Hopelifter - Anthemology
Hopelifter came and went in a flash. Fronted by vocalist Andrew Champion (Screw 32, Dance Hall Crashers), the Santa Cruz-based band blended an expert interpretation of West Coast skate-rock, East Coast hardcore, and post punk—the collective mix delivered with ferocity and urgency over blitz-speed blast beats, harmonies, and, according to Hitlist Magazine, “the most innovative guitar work in Northern California.”
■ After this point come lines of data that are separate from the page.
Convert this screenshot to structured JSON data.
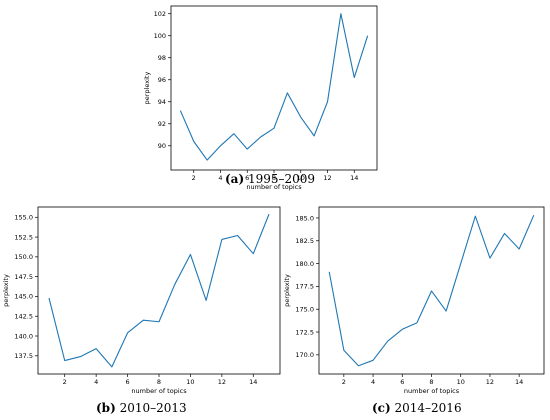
{
  "chart_data": [
    {
      "type": "line",
      "caption_letter": "(a)",
      "caption_text": "1995–2009",
      "xlabel": "number of topics",
      "ylabel": "perplexity",
      "x": [
        1,
        2,
        3,
        4,
        5,
        6,
        7,
        8,
        9,
        10,
        11,
        12,
        13,
        14,
        15
      ],
      "series": [
        {
          "values": [
            93.2,
            90.4,
            88.7,
            90.0,
            91.1,
            89.7,
            90.8,
            91.6,
            94.8,
            92.6,
            90.9,
            94.0,
            102.0,
            96.2,
            100.0
          ]
        }
      ],
      "color": "#1f77b4",
      "xlim": [
        0.3,
        15.7
      ],
      "ylim": [
        87.8,
        102.7
      ],
      "xticks": [
        2,
        4,
        6,
        8,
        10,
        12,
        14
      ],
      "xtick_labels": [
        "2",
        "4",
        "6",
        "8",
        "10",
        "12",
        "14"
      ],
      "yticks": [
        90,
        92,
        94,
        96,
        98,
        100,
        102
      ],
      "ytick_labels": [
        "90",
        "92",
        "94",
        "96",
        "98",
        "100",
        "102"
      ]
    },
    {
      "type": "line",
      "caption_letter": "(b)",
      "caption_text": "2010–2013",
      "xlabel": "number of topics",
      "ylabel": "perplexity",
      "x": [
        1,
        2,
        3,
        4,
        5,
        6,
        7,
        8,
        9,
        10,
        11,
        12,
        13,
        14,
        15
      ],
      "series": [
        {
          "values": [
            144.8,
            136.9,
            137.4,
            138.4,
            136.1,
            140.4,
            142.0,
            141.8,
            146.5,
            150.3,
            144.5,
            152.2,
            152.7,
            150.4,
            155.4
          ]
        }
      ],
      "color": "#1f77b4",
      "xlim": [
        0.3,
        15.7
      ],
      "ylim": [
        135.2,
        156.3
      ],
      "xticks": [
        2,
        4,
        6,
        8,
        10,
        12,
        14
      ],
      "xtick_labels": [
        "2",
        "4",
        "6",
        "8",
        "10",
        "12",
        "14"
      ],
      "yticks": [
        137.5,
        140.0,
        142.5,
        145.0,
        147.5,
        150.0,
        152.5,
        155.0
      ],
      "ytick_labels": [
        "137.5",
        "140.0",
        "142.5",
        "145.0",
        "147.5",
        "150.0",
        "152.5",
        "155.0"
      ]
    },
    {
      "type": "line",
      "caption_letter": "(c)",
      "caption_text": "2014–2016",
      "xlabel": "number of topics",
      "ylabel": "perplexity",
      "x": [
        1,
        2,
        3,
        4,
        5,
        6,
        7,
        8,
        9,
        10,
        11,
        12,
        13,
        14,
        15
      ],
      "series": [
        {
          "values": [
            179.1,
            170.5,
            168.8,
            169.4,
            171.5,
            172.8,
            173.5,
            177.0,
            174.8,
            180.0,
            185.2,
            180.6,
            183.3,
            181.6,
            185.3
          ]
        }
      ],
      "color": "#1f77b4",
      "xlim": [
        0.3,
        15.7
      ],
      "ylim": [
        167.9,
        186.2
      ],
      "xticks": [
        2,
        4,
        6,
        8,
        10,
        12,
        14
      ],
      "xtick_labels": [
        "2",
        "4",
        "6",
        "8",
        "10",
        "12",
        "14"
      ],
      "yticks": [
        170.0,
        172.5,
        175.0,
        177.5,
        180.0,
        182.5,
        185.0
      ],
      "ytick_labels": [
        "170.0",
        "172.5",
        "175.0",
        "177.5",
        "180.0",
        "182.5",
        "185.0"
      ]
    }
  ]
}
No ProTools, AutoTune, click tracks, loops, samples, or effects were employed by the band while creating their short-lived magic. Anthem was recorded and mixed in two days, just three weeks after Andrew‘s first practice. With a buzz brewing, Hopelifter quickly rehearsed North of the 36, tracking that batch of songs one month later. The band then jumped in the van for a seemingly endless nationwide tour, relentlessly performing every night of the entire Summer and Fall—at grand music halls with the likes of Strung Out & The Experience, or in Jersey basements, or at an abandoned elementary school in rural Illinois. Each show was a celebration of punk rock’s unifying forces, and an adventure: “Oh, we never sleep here. It’s haunted.”
And then, that’s it. A roaring melodic fireball of music—pummeling, beautiful, and chaotic all at once—exploded in starlight like so many others. Nine months out of the year 2000, 11 songs, a couple hundred shows. That’s it. Sort of.
Adding another item to the list of things you didn’t see coming in life, the entirety of Hopelifter’s catalog is now reissued for the first time on 45rpm vinyl. The band enlisted Andy Ernst (Green Day, AFI) to remaster his original recordings, and Monica Schlaug, graphic artist for The Anthem EP, to redesign album art that represents both titles.
The resulting rediscovery is of a lost but valid musical message, carved in the language of punk rock, floating adrift for more than two decades, finally recovered and injected into your ears. It's perhaps the finest hardcore album you've never heard. Enjoy.